O céu é o limite? Provavelmente. Numa crítica publicada em Março no site Bachtrack, a autora aprecia a participação na gala Ballet Icons de 2024, com bailarinos que voam de todo o mundo para Londres, onde se realiza o evento. António Casalinho e Margarita Fernandes, de acordo com Amanda Jennings, “dançaram brilhantemente” o pas de deux de Esmeralda: “Casalinho já está bem avançado no seu caminho para o estrelato global; a sua técnica é excelente, mas o seu talento artístico também é especial. Fernandes é formidavelmente forte e também mostra uma abordagem madura à precisão e ao detalhe”.
Numa entrevista ao JORNAL DE LEIRIA, em Janeiro deste ano, António confirma: “Trabalho com o objectivo de poder tornar-me num dos maiores bailarinos da história do ballet”.
A ideia existe “desde sempre” e “com o decorrer dos anos, foi-se solidificando”, adianta o pai, Luís Casalinho, professor de música no Conservatório Annarella Sanchez. António é “persistente, resiliente e focado” e a parceria com Margarita também “tem tido importância, na medida em que se apoiam”. E acrescenta: “têm corrido uma boa parte do mundo como convidados em galas diversas”, o que mostra a qualidade que têm.

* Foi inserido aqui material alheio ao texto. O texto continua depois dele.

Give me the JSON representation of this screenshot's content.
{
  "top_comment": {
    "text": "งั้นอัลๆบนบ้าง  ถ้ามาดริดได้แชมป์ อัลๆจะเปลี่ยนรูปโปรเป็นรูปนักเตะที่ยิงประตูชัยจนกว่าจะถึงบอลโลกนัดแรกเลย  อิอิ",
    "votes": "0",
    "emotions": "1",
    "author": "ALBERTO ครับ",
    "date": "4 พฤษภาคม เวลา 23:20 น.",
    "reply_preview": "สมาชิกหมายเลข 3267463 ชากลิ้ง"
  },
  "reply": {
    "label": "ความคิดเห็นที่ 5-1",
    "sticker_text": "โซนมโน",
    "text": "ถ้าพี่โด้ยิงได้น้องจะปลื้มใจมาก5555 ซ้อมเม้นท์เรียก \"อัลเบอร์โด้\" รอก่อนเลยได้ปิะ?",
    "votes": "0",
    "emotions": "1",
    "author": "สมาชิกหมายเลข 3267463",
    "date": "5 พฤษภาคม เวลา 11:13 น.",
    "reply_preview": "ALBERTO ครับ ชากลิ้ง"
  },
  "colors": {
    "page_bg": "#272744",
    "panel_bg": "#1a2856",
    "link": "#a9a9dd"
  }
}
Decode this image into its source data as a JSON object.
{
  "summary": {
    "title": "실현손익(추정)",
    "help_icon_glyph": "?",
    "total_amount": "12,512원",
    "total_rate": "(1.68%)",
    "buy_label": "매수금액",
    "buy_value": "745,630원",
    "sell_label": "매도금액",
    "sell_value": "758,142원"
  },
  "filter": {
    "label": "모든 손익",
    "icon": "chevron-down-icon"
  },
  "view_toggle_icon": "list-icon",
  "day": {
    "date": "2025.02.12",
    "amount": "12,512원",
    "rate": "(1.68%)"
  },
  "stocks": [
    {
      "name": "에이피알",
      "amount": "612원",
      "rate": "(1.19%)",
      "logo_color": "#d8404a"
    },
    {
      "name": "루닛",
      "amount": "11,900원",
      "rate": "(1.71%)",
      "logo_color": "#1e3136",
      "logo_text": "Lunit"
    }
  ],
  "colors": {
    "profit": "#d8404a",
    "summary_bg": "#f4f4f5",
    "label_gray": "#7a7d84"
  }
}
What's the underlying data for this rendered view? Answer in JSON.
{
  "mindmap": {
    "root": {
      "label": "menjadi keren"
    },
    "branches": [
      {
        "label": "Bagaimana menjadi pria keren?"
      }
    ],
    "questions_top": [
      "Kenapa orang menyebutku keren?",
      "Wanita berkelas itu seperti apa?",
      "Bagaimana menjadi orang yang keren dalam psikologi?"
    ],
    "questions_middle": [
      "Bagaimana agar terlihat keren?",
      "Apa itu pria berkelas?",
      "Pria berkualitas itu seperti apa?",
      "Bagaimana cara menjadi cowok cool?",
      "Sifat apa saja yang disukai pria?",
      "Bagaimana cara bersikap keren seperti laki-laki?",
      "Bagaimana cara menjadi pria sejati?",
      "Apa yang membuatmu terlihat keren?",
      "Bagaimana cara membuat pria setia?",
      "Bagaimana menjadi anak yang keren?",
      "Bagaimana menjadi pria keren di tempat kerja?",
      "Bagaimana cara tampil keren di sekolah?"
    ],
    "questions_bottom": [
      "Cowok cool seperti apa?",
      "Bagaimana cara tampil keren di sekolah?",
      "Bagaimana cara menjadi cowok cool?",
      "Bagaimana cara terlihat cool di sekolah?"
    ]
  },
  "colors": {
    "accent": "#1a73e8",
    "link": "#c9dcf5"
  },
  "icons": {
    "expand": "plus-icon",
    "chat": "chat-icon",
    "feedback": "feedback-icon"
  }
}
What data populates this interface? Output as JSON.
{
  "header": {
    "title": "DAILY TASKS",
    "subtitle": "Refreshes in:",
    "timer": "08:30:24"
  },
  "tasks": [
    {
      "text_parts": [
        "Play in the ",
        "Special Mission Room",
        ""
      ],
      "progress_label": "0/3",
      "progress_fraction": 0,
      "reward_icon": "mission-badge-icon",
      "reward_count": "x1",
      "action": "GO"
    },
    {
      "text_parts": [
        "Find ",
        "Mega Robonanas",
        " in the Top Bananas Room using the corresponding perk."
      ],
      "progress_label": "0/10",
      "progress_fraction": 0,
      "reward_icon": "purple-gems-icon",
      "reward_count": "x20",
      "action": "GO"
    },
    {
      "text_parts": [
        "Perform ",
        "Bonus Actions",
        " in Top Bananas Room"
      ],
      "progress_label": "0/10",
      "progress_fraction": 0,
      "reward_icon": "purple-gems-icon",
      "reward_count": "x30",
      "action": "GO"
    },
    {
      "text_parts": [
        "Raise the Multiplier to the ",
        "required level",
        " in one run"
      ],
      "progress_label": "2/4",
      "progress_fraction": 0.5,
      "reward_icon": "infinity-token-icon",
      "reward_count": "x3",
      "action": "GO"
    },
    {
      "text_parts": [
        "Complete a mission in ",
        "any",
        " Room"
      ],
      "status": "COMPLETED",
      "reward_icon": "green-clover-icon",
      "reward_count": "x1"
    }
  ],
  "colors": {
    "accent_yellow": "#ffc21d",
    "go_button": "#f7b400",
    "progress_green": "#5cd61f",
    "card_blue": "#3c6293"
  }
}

E, desta vez, onde tudo começou. Há quase um ano que António Casalinho e Margarita Fernandes não vão a palco em Leiria. Regressam “no auge da fama”, segundo Annarella Sanchez, para quem “é importante a presença deles na cidade”.
Com início às 21:30 horas, a gala de domingo, no Teatro José Lúcio da Silva, deverá abrir com dois actos (1 e 3) do bailado Coppélia. Na segunda parte, membros da Companhia de Ballet Clássico de Leiria, e alguns alunos mais jovens, darão corpo a coreografias neoclássicas como Haydn, de Howard Quintero, que teve estreia mundial em Leiria, enquanto Margarita e António interpretarão Love, Fear, Loss, de Ricardo Amarante, anunciada como estreia em Portugal. O bilhete tem o preço de 15 euros.